According to records provided by the district, the last time the school sent letters notifying a parent their child was kicked out of the theme school was in 2017. It included three students removed for behavior, grades and unexcused tardies.
Fuhrey said more students may have been removed, but admitted she doesn’t know for sure. The district office doesn’t track it. The county allows the school’s principals to maintain those records. Brunson is the theme school’s fourth principal since 2016.
The Newton County Theme School is not a private or a charter school, but parents must go through a lengthy application process and agree to the terms of the parental contract for their child to attend.
According to the Georgia Department of Education (GDOE), there is no statewide definition of a “theme school” and it doesn’t know how many schools use parental contracts. When asked how she defines a theme school, Fuhrey said, “the theme of the school is what binds the school together. In this case, it’s a parental involvement theme school.”
GDOE said the school’s parental contracts are legal. “It is within a local school district’s authority to establish a specialty school or program and set requirements (including academic requirements) for admission and continued attendance. The district is within its authority to re-enroll the student in the school for which they are zoned,” said Meghan Frick, GDOE’s communications director.
tephen Owens, education director for the Georgia Budget & Policy Institute, believes the theme school’s contract makes it difficult for poorer families to take advantage of Newton County Schools’ best school.
“They found a way to restrict enrollment by having these requirements for how much the parents participate and how high the kids’ grades are, when we know that, especially in the younger grades, those kids’ performances are directly tied to how much money their parents make,” Owens said.
According to the Governors Office of Student Achievement, the school district’s poverty rate throughout the system averages about 43 percent. It’s 13 percent at the theme school. Those numbers mirror the percentage of students on free and reduced lunch in the county, which is 73 percent districtwide. It’s less half that (29 percent) at the Newton County Theme School.

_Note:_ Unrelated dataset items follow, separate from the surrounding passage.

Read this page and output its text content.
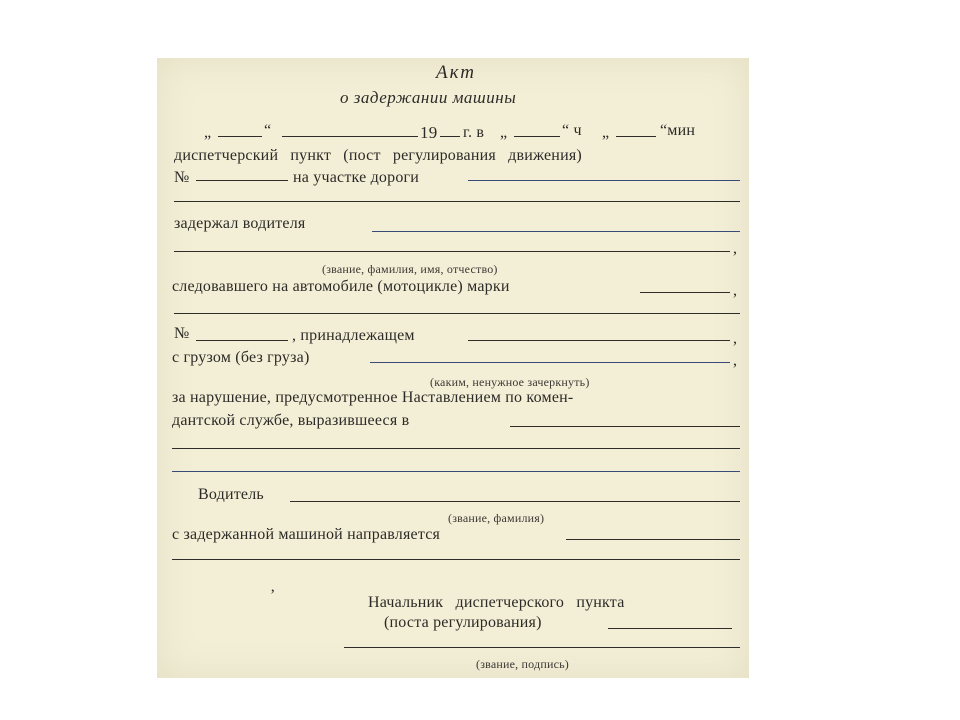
Акт
о задержании машины
„	“	19 г. в „	“ ч „	“мин
диспетчерский пункт (пост регулирования движения)
№	на участке дороги
задержал водителя
,
(звание, фамилия, имя, отчество)
следовавшего на автомобиле (мотоцикле) марки	,
№	, принадлежащем	,
с грузом (без груза)	,
(каким, ненужное зачеркнуть)
за нарушение, предусмотренное Наставлением по комен-
дантской службе, выразившееся в
Водитель
(звание, фамилия)
с задержанной машиной направляется
‚
Начальник диспетчерского пункта
(поста регулирования)
(звание, подпись)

That means the majority of the school’s students come from the district’s wealthiest families. It is also one of the system’s best academically performing schools.
Owens believes the contracts allow the school to cherry pick which students they want to succeed and participate. “These parents in Newton County probably thought they chose this great theme school, but if you’re not reading the fine print, you find out your kid is kicked out because they didn’t get an 80,” Owens said. “That’s legalized discrimination and we’re financing it.”
Fuhrey disagrees with Owens’ assessment, “but I do understand what he’s saying. There are situations where perhaps the rules are exclusionary and I don’t think that’s what we are doing.”
“It’s a choice school,” she said. “And so not every parent has the time or wants to connect the way the parents at the theme school have, the way they are connecting now. But all of our schools offer the same sorts of experiences of children who are performing very well.”